When Olympics was televised for the first time during the 1936 Berlin Games, nobody had heard of broadcast rights! Sixty-eight years later, when the Games go back to where it had all begun, Athens, the total Olympic broadcast revenue is pegged at $1.5 billion. While Athens Olympics will be telecast live across the world in over 200 countries, the concept of ‘live telecast’ took off in Rome during the 1960 Games. All this is part of a study conducted by the International Olympic Committee (IOC), ahead of the Athens Games. History of Olympics broadcasting is a significant chunk in the IOC study.

Among the landmarks in the history of Olympics broadcasting is 1948 London Games. It was the first Olympic Games to establish the principle of the broadcast rights fee. “BBC agreed to pay 1000 guineas (around $3000) as the telecast rights fee. But, concerned about the financial hardship to BBC, the organising committee refused to accept the payment,” according to the IOC spokesperson. In 1960, when the Games were televised live for the first time, they reached 18 European countries. The TV viewers in the US, Canada and Japan got to watch the Games hours later. India also finds mention in the history listings—for the first time, 100 million viewers in India received free-to-air coverage during the 2002 Salt Lake winter games.

Yet another milestone was the first live broadcast in colour, during the 1968 Mexico City Games. The business potential of TV rights reached a new high during the 1992 Barcelona Games. “For the first time in the Olympic broadcast history, a multi-tier television structure was operated in several countries,” the analysis points out.
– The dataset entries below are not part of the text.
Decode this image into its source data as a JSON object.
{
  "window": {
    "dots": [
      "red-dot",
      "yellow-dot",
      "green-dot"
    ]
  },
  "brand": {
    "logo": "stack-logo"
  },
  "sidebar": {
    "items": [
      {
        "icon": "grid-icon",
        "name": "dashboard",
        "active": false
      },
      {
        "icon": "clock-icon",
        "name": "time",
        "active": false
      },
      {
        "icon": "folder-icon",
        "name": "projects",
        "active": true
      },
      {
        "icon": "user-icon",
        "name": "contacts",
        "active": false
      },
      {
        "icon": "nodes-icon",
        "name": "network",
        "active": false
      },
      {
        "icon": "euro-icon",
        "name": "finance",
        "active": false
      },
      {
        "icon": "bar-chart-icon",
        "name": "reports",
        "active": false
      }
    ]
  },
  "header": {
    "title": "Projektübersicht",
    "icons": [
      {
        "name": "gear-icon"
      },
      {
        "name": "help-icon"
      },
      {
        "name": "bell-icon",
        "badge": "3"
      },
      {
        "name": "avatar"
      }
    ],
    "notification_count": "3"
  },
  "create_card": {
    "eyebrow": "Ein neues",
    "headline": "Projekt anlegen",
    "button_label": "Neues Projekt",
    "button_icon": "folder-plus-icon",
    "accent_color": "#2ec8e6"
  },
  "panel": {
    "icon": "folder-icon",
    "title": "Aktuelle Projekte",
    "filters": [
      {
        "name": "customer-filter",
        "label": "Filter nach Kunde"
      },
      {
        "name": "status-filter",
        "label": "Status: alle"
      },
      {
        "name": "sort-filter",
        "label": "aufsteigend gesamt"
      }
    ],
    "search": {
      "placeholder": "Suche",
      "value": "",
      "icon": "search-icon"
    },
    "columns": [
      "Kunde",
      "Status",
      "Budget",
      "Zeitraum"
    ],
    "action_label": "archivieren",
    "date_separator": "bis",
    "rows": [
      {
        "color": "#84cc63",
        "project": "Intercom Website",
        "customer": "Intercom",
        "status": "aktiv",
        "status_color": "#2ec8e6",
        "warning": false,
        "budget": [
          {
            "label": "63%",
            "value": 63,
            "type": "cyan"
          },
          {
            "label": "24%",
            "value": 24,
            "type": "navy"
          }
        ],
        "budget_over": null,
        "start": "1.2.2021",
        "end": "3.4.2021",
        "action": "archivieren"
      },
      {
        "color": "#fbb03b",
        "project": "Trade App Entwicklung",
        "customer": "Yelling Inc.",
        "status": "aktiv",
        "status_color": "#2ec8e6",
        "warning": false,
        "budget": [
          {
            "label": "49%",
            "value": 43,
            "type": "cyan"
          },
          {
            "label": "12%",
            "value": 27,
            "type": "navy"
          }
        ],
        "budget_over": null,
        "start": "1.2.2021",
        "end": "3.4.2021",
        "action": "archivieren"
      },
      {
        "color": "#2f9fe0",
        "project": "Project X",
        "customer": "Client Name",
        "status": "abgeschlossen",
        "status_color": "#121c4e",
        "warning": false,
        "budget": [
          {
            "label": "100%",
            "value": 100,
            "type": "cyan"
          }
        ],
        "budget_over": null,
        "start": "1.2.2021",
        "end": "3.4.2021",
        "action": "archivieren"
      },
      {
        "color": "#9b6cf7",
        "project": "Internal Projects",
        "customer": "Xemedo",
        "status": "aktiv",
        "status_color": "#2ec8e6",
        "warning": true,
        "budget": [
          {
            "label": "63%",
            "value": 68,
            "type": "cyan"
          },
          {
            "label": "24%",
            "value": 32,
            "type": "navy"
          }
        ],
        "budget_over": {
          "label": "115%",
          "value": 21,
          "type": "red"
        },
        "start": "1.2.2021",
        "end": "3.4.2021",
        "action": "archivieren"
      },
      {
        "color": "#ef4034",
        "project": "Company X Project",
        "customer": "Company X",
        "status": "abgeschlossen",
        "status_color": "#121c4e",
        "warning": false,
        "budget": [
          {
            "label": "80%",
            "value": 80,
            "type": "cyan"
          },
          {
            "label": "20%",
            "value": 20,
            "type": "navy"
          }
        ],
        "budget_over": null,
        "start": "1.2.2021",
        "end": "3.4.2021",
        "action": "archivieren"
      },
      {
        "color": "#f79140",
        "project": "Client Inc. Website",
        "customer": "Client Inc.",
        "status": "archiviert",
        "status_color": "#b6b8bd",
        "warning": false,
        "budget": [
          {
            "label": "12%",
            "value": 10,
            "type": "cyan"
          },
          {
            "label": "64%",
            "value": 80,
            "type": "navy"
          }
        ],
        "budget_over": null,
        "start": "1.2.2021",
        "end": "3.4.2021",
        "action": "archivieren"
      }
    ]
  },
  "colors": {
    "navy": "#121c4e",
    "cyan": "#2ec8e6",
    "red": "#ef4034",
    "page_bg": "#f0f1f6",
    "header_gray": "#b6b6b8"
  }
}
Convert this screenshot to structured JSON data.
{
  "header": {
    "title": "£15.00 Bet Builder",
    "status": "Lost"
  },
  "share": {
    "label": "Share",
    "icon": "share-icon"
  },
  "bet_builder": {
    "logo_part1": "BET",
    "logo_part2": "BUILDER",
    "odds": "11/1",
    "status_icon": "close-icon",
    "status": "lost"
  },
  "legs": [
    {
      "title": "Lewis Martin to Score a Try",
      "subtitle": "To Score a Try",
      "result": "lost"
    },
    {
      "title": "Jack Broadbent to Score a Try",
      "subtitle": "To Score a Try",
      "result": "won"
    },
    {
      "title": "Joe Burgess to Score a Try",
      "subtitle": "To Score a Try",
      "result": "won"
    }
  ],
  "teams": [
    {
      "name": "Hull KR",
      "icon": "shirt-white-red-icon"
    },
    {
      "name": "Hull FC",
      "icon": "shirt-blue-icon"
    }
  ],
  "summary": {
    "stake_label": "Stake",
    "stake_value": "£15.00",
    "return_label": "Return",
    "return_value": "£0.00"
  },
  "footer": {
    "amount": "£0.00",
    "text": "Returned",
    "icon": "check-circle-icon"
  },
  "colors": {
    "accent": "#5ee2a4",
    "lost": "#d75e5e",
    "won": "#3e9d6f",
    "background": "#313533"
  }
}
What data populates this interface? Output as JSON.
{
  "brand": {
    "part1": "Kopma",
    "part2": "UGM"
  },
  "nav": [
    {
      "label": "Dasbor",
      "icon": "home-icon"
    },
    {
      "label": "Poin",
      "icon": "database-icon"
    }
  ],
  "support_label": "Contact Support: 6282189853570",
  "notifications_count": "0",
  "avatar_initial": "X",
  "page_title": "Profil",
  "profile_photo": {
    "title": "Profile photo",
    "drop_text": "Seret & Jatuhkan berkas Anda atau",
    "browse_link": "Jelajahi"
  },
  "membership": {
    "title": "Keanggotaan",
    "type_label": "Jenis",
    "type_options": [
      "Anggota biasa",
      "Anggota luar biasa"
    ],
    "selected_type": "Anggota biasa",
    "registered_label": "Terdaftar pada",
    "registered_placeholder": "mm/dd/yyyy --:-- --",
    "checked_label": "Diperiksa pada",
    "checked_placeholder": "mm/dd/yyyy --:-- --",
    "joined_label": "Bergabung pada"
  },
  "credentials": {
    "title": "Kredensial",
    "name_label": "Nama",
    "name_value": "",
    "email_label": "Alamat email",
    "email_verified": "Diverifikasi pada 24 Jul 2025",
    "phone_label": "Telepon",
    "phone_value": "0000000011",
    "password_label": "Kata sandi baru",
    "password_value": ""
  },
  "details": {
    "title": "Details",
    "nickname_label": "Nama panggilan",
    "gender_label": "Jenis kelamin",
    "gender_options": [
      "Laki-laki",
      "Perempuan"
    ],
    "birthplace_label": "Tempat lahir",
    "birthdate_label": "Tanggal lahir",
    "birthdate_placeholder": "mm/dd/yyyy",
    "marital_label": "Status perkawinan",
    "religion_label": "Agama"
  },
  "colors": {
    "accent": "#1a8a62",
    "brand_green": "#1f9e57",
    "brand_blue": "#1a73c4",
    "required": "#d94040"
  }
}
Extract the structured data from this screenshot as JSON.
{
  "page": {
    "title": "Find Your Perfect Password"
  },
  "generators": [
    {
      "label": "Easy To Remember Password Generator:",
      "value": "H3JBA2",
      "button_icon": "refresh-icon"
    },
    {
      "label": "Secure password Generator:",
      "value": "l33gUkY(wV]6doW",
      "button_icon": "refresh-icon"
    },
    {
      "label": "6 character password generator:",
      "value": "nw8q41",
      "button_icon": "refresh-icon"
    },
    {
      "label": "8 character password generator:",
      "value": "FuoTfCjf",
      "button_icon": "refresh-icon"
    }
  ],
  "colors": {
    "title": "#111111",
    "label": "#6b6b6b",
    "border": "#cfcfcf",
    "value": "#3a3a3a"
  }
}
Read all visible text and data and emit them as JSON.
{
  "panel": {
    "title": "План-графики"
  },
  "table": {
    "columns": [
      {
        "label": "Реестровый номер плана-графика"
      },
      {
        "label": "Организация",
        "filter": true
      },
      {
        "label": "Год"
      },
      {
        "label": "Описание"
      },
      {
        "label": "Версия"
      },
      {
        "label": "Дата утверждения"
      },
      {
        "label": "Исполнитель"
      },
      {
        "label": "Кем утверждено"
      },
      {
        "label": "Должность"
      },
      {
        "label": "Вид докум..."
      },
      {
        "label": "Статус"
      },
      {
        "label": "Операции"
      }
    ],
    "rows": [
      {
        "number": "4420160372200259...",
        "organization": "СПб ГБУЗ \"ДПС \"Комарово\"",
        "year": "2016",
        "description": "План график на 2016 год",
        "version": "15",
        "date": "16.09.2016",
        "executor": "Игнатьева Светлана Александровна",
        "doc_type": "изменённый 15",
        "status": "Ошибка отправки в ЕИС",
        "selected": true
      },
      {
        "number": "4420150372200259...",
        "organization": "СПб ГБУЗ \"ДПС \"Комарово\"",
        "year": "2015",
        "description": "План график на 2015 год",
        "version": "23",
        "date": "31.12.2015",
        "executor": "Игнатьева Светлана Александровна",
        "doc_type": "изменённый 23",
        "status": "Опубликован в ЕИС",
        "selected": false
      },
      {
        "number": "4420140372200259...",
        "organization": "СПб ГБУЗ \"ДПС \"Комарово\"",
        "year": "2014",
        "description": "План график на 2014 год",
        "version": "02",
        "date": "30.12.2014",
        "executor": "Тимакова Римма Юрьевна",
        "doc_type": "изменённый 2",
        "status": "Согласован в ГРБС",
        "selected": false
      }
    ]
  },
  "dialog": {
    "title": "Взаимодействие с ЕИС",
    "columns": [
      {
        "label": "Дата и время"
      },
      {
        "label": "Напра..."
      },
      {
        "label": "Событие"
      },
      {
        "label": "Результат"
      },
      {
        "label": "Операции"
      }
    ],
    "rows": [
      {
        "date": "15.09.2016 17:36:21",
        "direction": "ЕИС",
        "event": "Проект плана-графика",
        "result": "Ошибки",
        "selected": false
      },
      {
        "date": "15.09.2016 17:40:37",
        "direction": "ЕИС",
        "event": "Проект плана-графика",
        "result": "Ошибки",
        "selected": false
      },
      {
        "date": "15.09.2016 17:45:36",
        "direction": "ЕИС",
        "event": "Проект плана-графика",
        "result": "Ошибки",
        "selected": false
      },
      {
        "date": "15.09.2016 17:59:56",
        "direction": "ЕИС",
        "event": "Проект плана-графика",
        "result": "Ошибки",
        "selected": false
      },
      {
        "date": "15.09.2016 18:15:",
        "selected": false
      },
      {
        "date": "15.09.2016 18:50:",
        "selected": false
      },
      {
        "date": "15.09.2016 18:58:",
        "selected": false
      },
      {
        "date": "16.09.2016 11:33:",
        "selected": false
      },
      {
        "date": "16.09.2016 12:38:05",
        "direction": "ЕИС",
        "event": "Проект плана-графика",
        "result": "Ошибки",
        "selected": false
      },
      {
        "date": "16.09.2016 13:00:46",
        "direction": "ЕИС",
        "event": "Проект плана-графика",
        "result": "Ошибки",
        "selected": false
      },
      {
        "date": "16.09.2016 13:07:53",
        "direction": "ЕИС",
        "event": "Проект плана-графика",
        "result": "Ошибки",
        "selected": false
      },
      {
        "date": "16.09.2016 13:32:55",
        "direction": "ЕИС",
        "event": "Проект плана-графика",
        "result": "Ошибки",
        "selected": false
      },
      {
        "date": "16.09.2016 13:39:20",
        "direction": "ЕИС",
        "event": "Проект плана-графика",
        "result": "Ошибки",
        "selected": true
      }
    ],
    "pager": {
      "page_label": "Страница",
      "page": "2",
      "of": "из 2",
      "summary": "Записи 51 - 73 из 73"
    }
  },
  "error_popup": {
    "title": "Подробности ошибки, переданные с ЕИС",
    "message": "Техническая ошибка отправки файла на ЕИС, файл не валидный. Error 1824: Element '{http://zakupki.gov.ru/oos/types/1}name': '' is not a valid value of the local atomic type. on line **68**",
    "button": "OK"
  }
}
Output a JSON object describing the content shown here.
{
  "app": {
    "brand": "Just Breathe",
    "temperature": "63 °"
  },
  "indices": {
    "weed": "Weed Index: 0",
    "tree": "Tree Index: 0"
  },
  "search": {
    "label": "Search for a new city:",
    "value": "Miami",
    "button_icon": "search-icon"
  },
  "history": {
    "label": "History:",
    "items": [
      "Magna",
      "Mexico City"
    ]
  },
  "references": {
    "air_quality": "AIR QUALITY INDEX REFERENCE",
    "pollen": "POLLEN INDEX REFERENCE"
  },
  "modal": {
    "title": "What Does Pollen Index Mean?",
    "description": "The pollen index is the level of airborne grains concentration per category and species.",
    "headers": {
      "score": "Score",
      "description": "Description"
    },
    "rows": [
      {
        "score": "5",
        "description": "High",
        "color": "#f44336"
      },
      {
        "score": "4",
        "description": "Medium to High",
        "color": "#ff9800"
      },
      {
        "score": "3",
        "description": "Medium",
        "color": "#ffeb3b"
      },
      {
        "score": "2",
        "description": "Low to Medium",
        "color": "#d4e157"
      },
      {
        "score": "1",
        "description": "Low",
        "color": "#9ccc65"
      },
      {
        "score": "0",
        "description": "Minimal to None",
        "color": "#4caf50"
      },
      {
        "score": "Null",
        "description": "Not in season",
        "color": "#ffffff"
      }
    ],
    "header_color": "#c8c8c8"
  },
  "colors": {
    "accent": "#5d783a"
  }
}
Then, it was in 2000 Sydney Games, that the IOC introduced total viewer hours (TVH), a new method of measuring the Olympic TV audience levels.

As for the history of telecast rights fees, consider this. For the US audience, ABC paid $25 million for the 1976 Montreal Games and NBC acquired the Athens rights for $793 million, the highest so far. For Asia, Asian Broadcasting Union paid $2.2 million during the 1992 Barcelona Games, and now $14.5 million for Athens Olympics. In Europe, the rights fee paid by EBU has increased from $700,000 for 1960 Rome Games, to $394 million for Athens Olympics.

Olympics broadcasting is significant not just because billions of TV viewers experience the Games right in their drawing rooms, but also because it helps the main actors (read athletes) in a big way. The revenue generated, from worldwide TV rights to Olympic Games, is shared by the National Olympic Committees (over 200) around the world. India, too, gets its share from the TV rights pie.

Currently, beneficiaries of the IOC Solidarity Fund in India include medal contender Anju George, shooters Abhinav Bindra and Anjali Bhagwat, weightlifter Karnam Malleswari.

“India has been given about Rs 1.5 crore from the IOC Solidarity Fund to prepare for the Athens Games,” according to International Olympic Association (IOA) president Suresh Kalmadi.